小池がどのような人物なのかということは、ほとんど台本には書かれていないので、最初のころはフワフワしていました(笑)。でも、作家の大森美香さんに「小池はさみしがり屋なんですよ」と言われて、いきなり小池像が見えてきた気がしました。さみしがり屋だから、いろいろなことを受け入れちゃうんでしょうね。誰かのためになっているとか、助けになっていると思うと、それだけで小池はうれしいのだと思います。いつもみんなのサポートというか尻拭いをやって、弁護士事務所のなかでは縁の下の力持ち的な存在かもしれませんが、見方によっては都合のいい人なのかなとも思います(笑)。
所長の前原さん(岸部一徳)は、儲かる仕事よりも弁護士としておもしろそうな仕事をついつい選んでしまう人。そのときやっている案件よりも、おもしろそうな案件があると、そっちのほうに行っちゃって、その尻拭いを小池がやるというのがパターンのようです。
黒坂さん(田畑智子)は、頭のいい女性でものすごいスピードでしゃべるので、小池はいつも自分の言いたいことが言えずにいる。そのストレスを後輩の中村くん(永山絢斗)をかわいがることで解消しているのかなと勝手に思っています。僕が言うと怪しく聞こえるかもしれませんが、小池は中村くんのことが好きだと思います(笑)。
事務所では、女子大生アルバイトの田中さん(清水富美加)といるとときが、小池にとっていちばんリラックスできる楽しい時間だと思いますね。田中さんがどう思っているかは分かりませんが(笑)。

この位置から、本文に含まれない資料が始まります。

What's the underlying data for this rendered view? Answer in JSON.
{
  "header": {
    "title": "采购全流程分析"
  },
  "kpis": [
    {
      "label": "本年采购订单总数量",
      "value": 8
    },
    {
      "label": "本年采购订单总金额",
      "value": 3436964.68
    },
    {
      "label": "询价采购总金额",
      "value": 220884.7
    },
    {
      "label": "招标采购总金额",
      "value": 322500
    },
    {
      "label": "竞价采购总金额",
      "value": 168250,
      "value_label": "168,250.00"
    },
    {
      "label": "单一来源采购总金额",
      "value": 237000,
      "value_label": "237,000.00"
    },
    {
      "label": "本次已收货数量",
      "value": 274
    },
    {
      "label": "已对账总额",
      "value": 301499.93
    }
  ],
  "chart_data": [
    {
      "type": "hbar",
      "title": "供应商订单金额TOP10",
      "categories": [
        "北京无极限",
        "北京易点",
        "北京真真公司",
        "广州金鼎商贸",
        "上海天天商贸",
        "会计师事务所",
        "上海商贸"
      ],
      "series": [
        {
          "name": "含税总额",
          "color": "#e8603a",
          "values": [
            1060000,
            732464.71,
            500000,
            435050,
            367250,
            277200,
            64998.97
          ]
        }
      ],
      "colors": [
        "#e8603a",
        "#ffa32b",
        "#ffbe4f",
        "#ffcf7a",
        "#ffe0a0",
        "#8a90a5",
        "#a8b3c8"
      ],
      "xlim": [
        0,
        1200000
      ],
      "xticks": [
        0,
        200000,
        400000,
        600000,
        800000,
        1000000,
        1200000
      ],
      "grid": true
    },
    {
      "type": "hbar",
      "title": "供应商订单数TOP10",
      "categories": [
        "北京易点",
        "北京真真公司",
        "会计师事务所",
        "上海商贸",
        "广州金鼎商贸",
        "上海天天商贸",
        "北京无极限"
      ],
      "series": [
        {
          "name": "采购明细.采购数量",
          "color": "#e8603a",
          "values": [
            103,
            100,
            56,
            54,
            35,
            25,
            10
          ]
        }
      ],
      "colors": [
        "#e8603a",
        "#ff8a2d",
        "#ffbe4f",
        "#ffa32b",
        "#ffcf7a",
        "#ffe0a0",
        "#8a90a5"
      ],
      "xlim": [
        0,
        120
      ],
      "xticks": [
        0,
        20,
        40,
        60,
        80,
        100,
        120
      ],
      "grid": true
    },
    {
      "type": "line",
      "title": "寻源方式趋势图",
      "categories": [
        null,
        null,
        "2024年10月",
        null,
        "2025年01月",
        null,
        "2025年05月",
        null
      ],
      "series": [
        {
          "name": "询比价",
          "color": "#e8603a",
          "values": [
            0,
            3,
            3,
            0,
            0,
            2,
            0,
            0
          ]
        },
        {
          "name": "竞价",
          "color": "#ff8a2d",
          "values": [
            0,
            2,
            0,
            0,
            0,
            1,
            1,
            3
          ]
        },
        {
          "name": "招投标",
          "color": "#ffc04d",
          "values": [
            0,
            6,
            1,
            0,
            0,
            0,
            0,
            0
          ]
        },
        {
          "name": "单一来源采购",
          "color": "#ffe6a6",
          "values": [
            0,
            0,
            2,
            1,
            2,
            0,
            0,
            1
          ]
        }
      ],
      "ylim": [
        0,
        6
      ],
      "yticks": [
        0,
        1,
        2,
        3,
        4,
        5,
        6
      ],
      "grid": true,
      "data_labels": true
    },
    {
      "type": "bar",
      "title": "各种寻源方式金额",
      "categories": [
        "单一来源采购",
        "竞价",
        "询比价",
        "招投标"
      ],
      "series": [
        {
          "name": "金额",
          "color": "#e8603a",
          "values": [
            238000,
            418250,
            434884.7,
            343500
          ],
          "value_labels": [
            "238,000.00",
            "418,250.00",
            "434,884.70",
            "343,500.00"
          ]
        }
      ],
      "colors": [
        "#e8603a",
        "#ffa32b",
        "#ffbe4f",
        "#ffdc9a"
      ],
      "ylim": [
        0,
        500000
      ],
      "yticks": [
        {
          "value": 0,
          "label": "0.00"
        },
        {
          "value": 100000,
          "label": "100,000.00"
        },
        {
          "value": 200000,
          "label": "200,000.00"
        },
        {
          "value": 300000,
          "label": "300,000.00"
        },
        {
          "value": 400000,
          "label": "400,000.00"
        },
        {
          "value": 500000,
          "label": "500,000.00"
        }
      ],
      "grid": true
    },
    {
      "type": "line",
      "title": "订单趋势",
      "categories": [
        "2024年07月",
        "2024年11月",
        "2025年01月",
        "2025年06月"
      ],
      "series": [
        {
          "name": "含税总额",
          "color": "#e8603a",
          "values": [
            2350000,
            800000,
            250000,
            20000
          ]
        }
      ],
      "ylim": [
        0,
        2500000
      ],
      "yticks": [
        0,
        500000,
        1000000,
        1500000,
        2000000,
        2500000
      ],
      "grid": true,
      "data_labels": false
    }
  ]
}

これはドラマのストーリーとは関係ないことですが、台本を読んでいて“田中” と書いてあると、条件反射的に自分のことだと思って読んじゃう。僕、田中要次ですから。
で、途中で「あれ、おかしいぞ」って(笑)。
だから「小池、小池、小池」と自分に言い聞かせながら台本を読んでいます。
そしてスタジオに入ると、スタッフさんに“小池”と言う名前の人がいて、誰かが「小池!」って呼ぶと、それに反応して返事をしてしまうという・・・とてもめんどうくさい状況で撮影しています(笑)。

ドラマの話に戻ると、この『聖女』はとても挑戦的で、エロスを感じるサスペンスだと思います。大森さんが書かれた脚本のなかでも絶品ではないでしょうか。まだ、最終話は読んでいませんが・・・(笑)。
最後まで次の展開が読めなくて、ハラハラドキドキしながら見てもらえると思います。また、画面の隅っこで小池が何か余計なことをやっているかもしれないので、そこも見逃さずに見てほしいなと思います。
弁護士役ですが、ぼくは弁護士になれるほどの学歴もないし、頭がいいわけでもないので、基本、すっとんきょうな感じでやらせてもらっています(笑)。